Se trata de esos sencillos, pero maravillosos placeres que nunca dejaba pasar. La sensación de la salsa escurriendo por mis dedos, mientras frotaba lo último que quedaba de papa para no dejar ninguna sobra y el intenso picante me hacía sorber ligeramente mi nariz para evitar alguna que otra fuga.

Lamía con avidez mis dedos, aún paladeando en mi lengua el agradable picor del ají, mientras en mi mente se asomaba la inquietud de pedir un tercer plato, cuando un corpulento hombre ebrio se sentó junto a mí en la misma banca. El tipo, sumamente desagradable, en compañía de otros dos como él, empezaron a hostigar a la vendedora con órdenes por montón, sin dejar de beber, chocando ruidosamente sus botellas y riendo como bestias. Me ví obligada a retirarme inmediatamente después de pagar.

Exploré con la mirada, encontrando todo lleno por las numerosas multitudes. Miles de personas frenéticas, perdidas en la música y el alcohol. Este día en particular había pasado tan rápido, más que cualquier otro, la medianoche llegó siendo anunciada por coloridas explosiones en el cielo. El bullicio de los fuegos artificiales, las bandas y los gritos entusiasmados de la gente, era la mezcla caótica perfecta para camuflar la risa desenfrenada que me invadió de un momento a otro, sacudiendo mi cuerpo en un repentino ataque de euforia.

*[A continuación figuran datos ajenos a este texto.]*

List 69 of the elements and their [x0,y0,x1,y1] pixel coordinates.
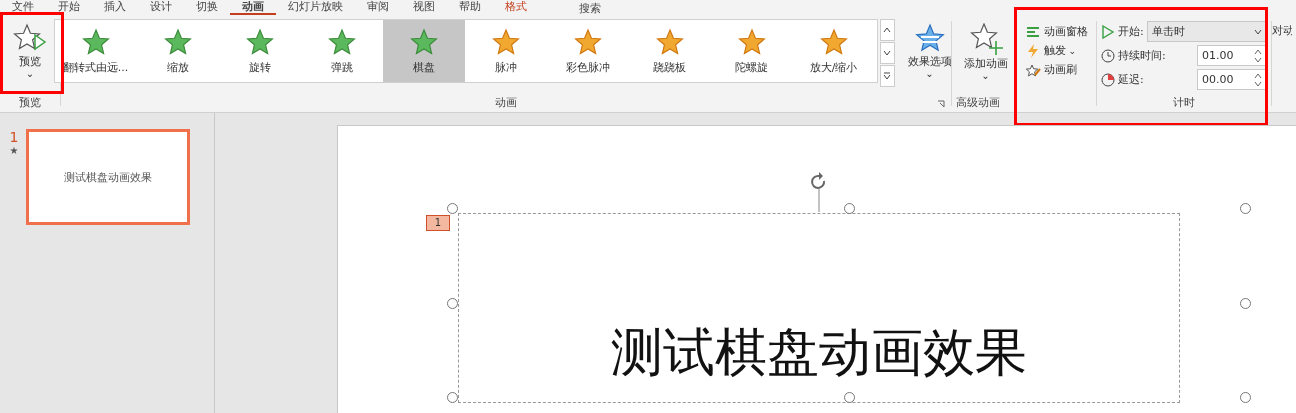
resize-handle[interactable] [1240,297,1252,309]
slide-title: 测试棋盘动画效果 [611,326,1027,378]
spin-arrows-icon [1254,47,1262,64]
scroll-down-button[interactable] [879,42,895,64]
group-label: 预览 [19,95,41,110]
group-label: 高级动画 [956,95,1000,110]
ribbon-small-button[interactable]: 触发 ⌄ [1022,42,1090,59]
caret-icon [1254,28,1262,35]
animation-effect[interactable]: 棋盘 [382,20,465,82]
slide-number: 1 [9,129,19,145]
animation-effect[interactable]: 放大/缩小 [792,20,875,82]
spin-arrows-icon [1254,71,1262,88]
resize-handle[interactable] [447,203,458,214]
pane-icon [1024,24,1041,39]
ribbon-tab[interactable]: 开始 [46,0,92,15]
ribbon-tab[interactable]: 切换 [184,0,230,15]
animation-effect[interactable]: 旋转 [218,20,301,82]
slide-thumbnail[interactable]: 测试棋盘动画效果 [26,129,190,225]
ribbon-tab[interactable]: 插入 [92,0,138,15]
animation-effect[interactable]: 脉冲 [464,20,547,82]
animation-effect[interactable]: 彩色脉冲 [546,20,629,82]
animation-effect[interactable]: 跷跷板 [628,20,711,82]
text-box[interactable]: 测试棋盘动画效果 [458,213,1180,403]
animation-effect[interactable]: 缩放 [136,20,219,82]
thumbnail-text: 测试棋盘动画效果 [64,169,152,185]
delay-clock-icon [1101,72,1115,87]
ribbon-small-button[interactable]: 动画窗格 [1022,23,1090,40]
delay-spinner[interactable]: 00.00 [1197,69,1267,90]
play-icon [1101,24,1115,39]
scroll-up-button[interactable] [879,19,895,41]
animation-effect[interactable]: 翻转式由远... [54,20,137,82]
add-animation-button[interactable]: 添加动画 ⌄ [958,19,1013,84]
start-dropdown[interactable]: 单击时 [1146,21,1267,42]
animation-effect[interactable]: 弹跳 [300,20,383,82]
resize-handle[interactable] [843,203,855,214]
resize-handle[interactable] [447,297,458,309]
star-plus-icon [968,23,1003,55]
chevron-down-icon [883,50,891,56]
field-label: 开始: [1118,24,1144,39]
star-brush-icon [1024,62,1041,77]
group-label: 动画 [495,95,517,110]
resize-handle[interactable] [843,392,855,403]
animation-badge: 1 [426,215,450,231]
clock-icon [1101,48,1115,63]
ribbon-tab[interactable]: 幻灯片放映 [276,0,355,15]
chevron-up-icon [883,27,891,33]
star-play-icon [13,23,47,53]
resize-handle[interactable] [1240,203,1252,214]
field-label: 延迟: [1118,72,1144,87]
ribbon-tab[interactable]: 审阅 [355,0,401,15]
dialog-launcher-icon [937,100,945,108]
ribbon-tab[interactable]: 设计 [138,0,184,15]
group-label: 计时 [1173,95,1195,110]
more-button[interactable] [879,65,895,87]
resize-handle[interactable] [1240,392,1252,403]
star-icon [914,23,945,53]
animation-star-icon: ★ [9,145,19,156]
resize-handle[interactable] [447,392,458,403]
ribbon-tab[interactable]: 帮助 [447,0,493,15]
ribbon-tab[interactable]: 格式 [493,0,539,15]
field-label: 持续时间: [1118,48,1166,63]
expand-icon [883,72,891,80]
ribbon-tab[interactable]: 文件 [0,0,46,15]
search-field[interactable]: 搜索 [579,2,601,15]
duration-spinner[interactable]: 01.00 [1197,45,1267,66]
ribbon-tab[interactable]: 视图 [401,0,447,15]
ribbon-small-button[interactable]: 动画刷 [1022,61,1090,78]
preview-button[interactable]: 预览 ⌄ [11,19,49,82]
animation-effect[interactable]: 陀螺旋 [710,20,793,82]
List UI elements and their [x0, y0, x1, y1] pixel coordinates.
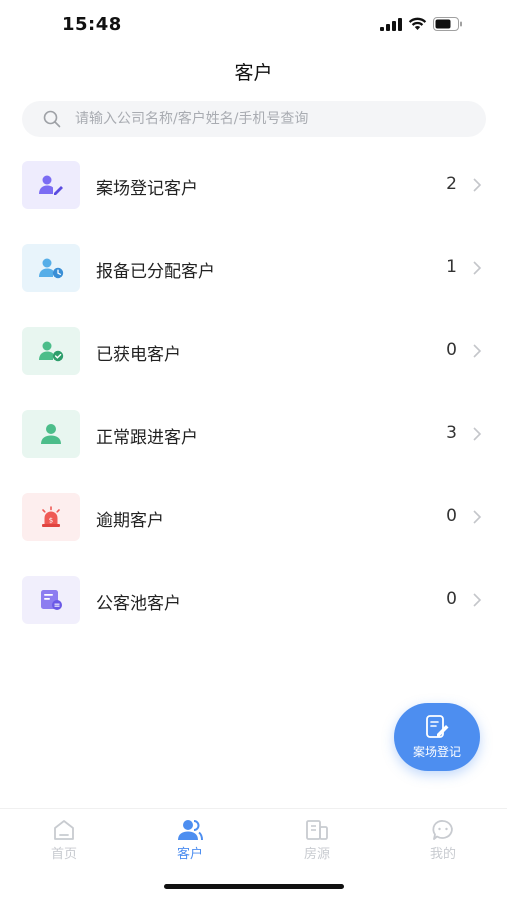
tab-label: 客户: [176, 847, 203, 862]
wifi-icon: [408, 17, 427, 30]
user-clock-icon: [22, 244, 80, 292]
chevron-right-icon: [473, 178, 482, 192]
search-input[interactable]: [73, 110, 477, 128]
list-item-normal-followup[interactable]: 正常跟进客户 3: [0, 405, 507, 465]
search-icon: [43, 110, 61, 128]
list-item-phone-obtained[interactable]: 已获电客户 0: [0, 322, 507, 382]
row-count: 0: [446, 506, 457, 526]
status-time: 15:48: [62, 14, 122, 35]
tab-label: 房源: [303, 847, 330, 862]
building-icon: [306, 820, 328, 840]
row-count: 1: [446, 257, 457, 277]
chevron-right-icon: [473, 427, 482, 441]
chevron-right-icon: [473, 510, 482, 524]
row-count: 0: [446, 589, 457, 609]
home-indicator: [164, 884, 344, 889]
chevron-right-icon: [473, 344, 482, 358]
tab-label: 首页: [50, 847, 77, 862]
fab-label: 案场登记: [412, 745, 461, 759]
user-edit-icon: [22, 161, 80, 209]
row-count: 0: [446, 340, 457, 360]
row-label: 正常跟进客户: [96, 428, 198, 448]
tab-properties[interactable]: 房源: [277, 819, 357, 862]
chevron-right-icon: [473, 593, 482, 607]
form-icon: [22, 576, 80, 624]
row-label: 已获电客户: [96, 345, 181, 365]
user-icon: [22, 410, 80, 458]
edit-note-icon: [426, 715, 449, 738]
row-label: 案场登记客户: [96, 179, 198, 199]
user-check-icon: [22, 327, 80, 375]
signal-icon: [380, 17, 402, 31]
tab-home[interactable]: 首页: [24, 819, 104, 862]
tab-mine[interactable]: 我的: [403, 819, 483, 862]
list-item-onsite-registered[interactable]: 案场登记客户 2: [0, 156, 507, 216]
svg-text:$: $: [49, 517, 53, 525]
list-item-report-assigned[interactable]: 报备已分配客户 1: [0, 239, 507, 299]
customers-icon: [178, 820, 203, 841]
row-label: 公客池客户: [96, 594, 181, 614]
tab-customers[interactable]: 客户: [150, 819, 230, 862]
row-count: 2: [446, 174, 457, 194]
row-count: 3: [446, 423, 457, 443]
battery-icon: [433, 17, 462, 31]
tab-label: 我的: [429, 847, 456, 862]
status-bar: 15:48: [0, 0, 507, 50]
row-label: 报备已分配客户: [96, 262, 215, 282]
list-item-overdue[interactable]: $ 逾期客户 0: [0, 488, 507, 548]
search-bar[interactable]: [22, 101, 486, 137]
chevron-right-icon: [473, 261, 482, 275]
home-icon: [54, 820, 74, 840]
chat-face-icon: [432, 820, 453, 840]
onsite-register-button[interactable]: 案场登记: [394, 703, 480, 771]
row-label: 逾期客户: [96, 511, 164, 531]
page-title: 客户: [234, 62, 273, 84]
list-item-public-pool[interactable]: 公客池客户 0: [0, 571, 507, 631]
alarm-icon: $: [22, 493, 80, 541]
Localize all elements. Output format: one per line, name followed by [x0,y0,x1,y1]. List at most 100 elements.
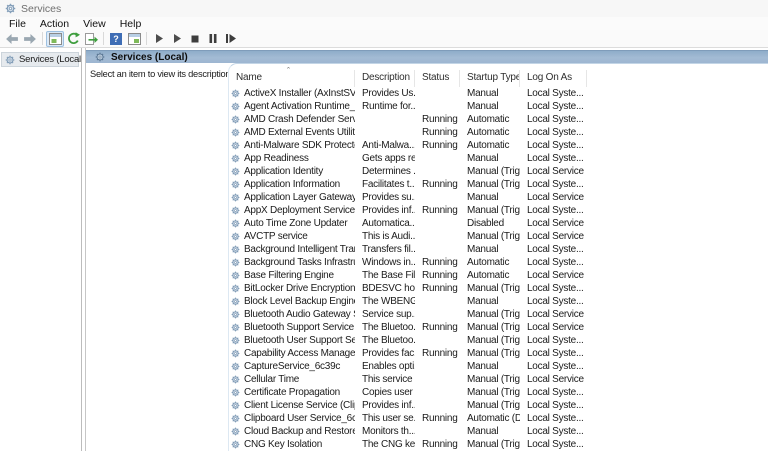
column-header-description[interactable]: Description [355,70,415,87]
table-row[interactable]: App Readiness Gets apps re... Manual Local … [229,152,768,165]
menu-file[interactable]: File [2,18,33,30]
column-header-startup-type[interactable]: Startup Type [460,70,520,87]
back-button[interactable] [3,31,21,47]
service-gear-icon [231,323,242,332]
service-description: Provides Us... [362,88,415,99]
table-row[interactable]: Base Filtering Engine The Base Fil... Runn… [229,269,768,282]
services-window: Services File Action View Help ? Service… [0,0,768,451]
service-log-on-as: Local Service [527,218,584,229]
service-description: Gets apps re... [362,153,415,164]
table-row[interactable]: CNG Key Isolation The CNG ke... Running Man… [229,438,768,451]
table-row[interactable]: Certificate Propagation Copies user ... Ma… [229,386,768,399]
service-gear-icon [231,154,242,163]
tree-item-services-local[interactable]: Services (Local) [1,52,84,67]
service-description: Monitors th... [362,426,415,437]
table-row[interactable]: Anti-Malware SDK Protecte... Anti-Malwa..… [229,139,768,152]
table-row[interactable]: BitLocker Drive Encryption ... BDESVC hos… [229,282,768,295]
refresh-button[interactable] [64,31,82,47]
menu-view[interactable]: View [76,18,113,30]
resume-service-button[interactable] [168,31,186,47]
table-row[interactable]: Application Information Facilitates t... R… [229,178,768,191]
table-row[interactable]: Cloud Backup and Restore ... Monitors th.… [229,425,768,438]
services-table-body: ActiveX Installer (AxInstSV) Provides Us.… [229,87,768,451]
service-startup-type: Manual [467,296,499,307]
table-row[interactable]: Auto Time Zone Updater Automatica... Disab… [229,217,768,230]
table-row[interactable]: Capability Access Manager ... Provides fa… [229,347,768,360]
table-row[interactable]: Background Tasks Infrastru... Windows in.… [229,256,768,269]
service-status [415,100,460,113]
services-node-icon [5,55,16,65]
forward-button[interactable] [21,31,39,47]
table-row[interactable]: AMD External Events Utility Running Automa… [229,126,768,139]
table-row[interactable]: Bluetooth User Support Ser... The Bluetoo… [229,334,768,347]
table-row[interactable]: CaptureService_6c39c Enables opti... Manua… [229,360,768,373]
service-status [415,243,460,256]
export-list-button[interactable] [82,31,100,47]
service-status [415,386,460,399]
service-description: The Base Fil... [362,270,415,281]
service-startup-type: Manual (Trig... [467,374,520,385]
table-row[interactable]: Bluetooth Audio Gateway S... Service sup.… [229,308,768,321]
table-row[interactable]: ActiveX Installer (AxInstSV) Provides Us.… [229,87,768,100]
menu-bar: File Action View Help [0,17,768,30]
table-row[interactable]: Application Identity Determines ... Manual… [229,165,768,178]
show-console-tree-button[interactable] [46,30,64,47]
column-header-status[interactable]: Status [415,70,460,87]
service-name: Application Information [244,179,340,190]
service-name: ActiveX Installer (AxInstSV) [244,88,355,99]
table-row[interactable]: Application Layer Gateway ... Provides su… [229,191,768,204]
table-row[interactable]: Clipboard User Service_6c39c This user se… [229,412,768,425]
service-startup-type: Disabled [467,218,504,229]
table-row[interactable]: Block Level Backup Engine ... The WBENG..… [229,295,768,308]
service-status: Running [422,140,458,151]
services-header-bar: Services (Local) [86,50,768,63]
table-row[interactable]: Cellular Time This service ... Manual (Tri… [229,373,768,386]
restart-service-button[interactable] [222,31,240,47]
help-button[interactable]: ? [107,31,125,47]
service-startup-type: Automatic (D... [467,413,520,424]
service-log-on-as: Local Service [527,231,584,242]
service-startup-type: Automatic [467,270,510,281]
service-gear-icon [231,206,242,215]
service-gear-icon [231,89,242,98]
menu-help[interactable]: Help [113,18,149,30]
pause-service-button[interactable] [204,31,222,47]
service-description: Copies user ... [362,387,415,398]
stop-service-button[interactable] [186,31,204,47]
table-row[interactable]: Agent Activation Runtime_... Runtime for.… [229,100,768,113]
service-description: Facilitates t... [362,179,415,190]
service-name: Background Intelligent Tran... [244,244,355,255]
table-row[interactable]: AMD Crash Defender Service Running Automat… [229,113,768,126]
service-gear-icon [231,310,242,319]
service-gear-icon [231,362,242,371]
column-header-name[interactable]: Name [229,70,355,87]
column-header-log-on-as[interactable]: Log On As [520,70,587,87]
service-name: Certificate Propagation [244,387,340,398]
service-startup-type: Manual (Trig... [467,439,520,450]
table-row[interactable]: Background Intelligent Tran... Transfers … [229,243,768,256]
service-startup-type: Automatic [467,140,510,151]
service-name: AVCTP service [244,231,308,242]
console-window-button[interactable] [125,31,143,47]
service-name: Agent Activation Runtime_... [244,101,355,112]
start-service-button[interactable] [150,31,168,47]
service-startup-type: Manual [467,361,499,372]
service-log-on-as: Local Syste... [527,426,584,437]
table-row[interactable]: AVCTP service This is Audi... Manual (Trig… [229,230,768,243]
table-row[interactable]: Bluetooth Support Service The Bluetoo... R… [229,321,768,334]
table-row[interactable]: AppX Deployment Service (... Provides inf… [229,204,768,217]
service-status [415,425,460,438]
service-startup-type: Manual (Trig... [467,309,520,320]
service-name: AMD External Events Utility [244,127,355,138]
menu-action[interactable]: Action [33,18,76,30]
service-startup-type: Manual [467,426,499,437]
service-name: Capability Access Manager ... [244,348,355,359]
service-status [415,334,460,347]
service-gear-icon [231,258,242,267]
service-name: Base Filtering Engine [244,270,334,281]
service-log-on-as: Local Syste... [527,348,584,359]
service-description: Automatica... [362,218,415,229]
table-row[interactable]: Client License Service (ClipS... Provides… [229,399,768,412]
service-gear-icon [231,401,242,410]
service-log-on-as: Local Syste... [527,335,584,346]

Se sentía como un hormigueo cálido recorriéndome desde los dedos de los pies hasta la punta de cada cabello. Mi propia risa me hizo perder el aire, bajé la mirada, y la última imagen nítida que alcancé a ver, fue la de mis Converse negros, mis largos calcetines y la saliva que descendía de mi boca sobre el asfalto, entre mis zapatos.

Caí de espaldas, con todo el ruido silenciándose poco a poco hasta perderse, así como la borrosa visión de la pirotecnia y unas cuantas siluetas humanas que parecían asomarse a mí desfallecido cuerpo. No recuerdo nada después de eso.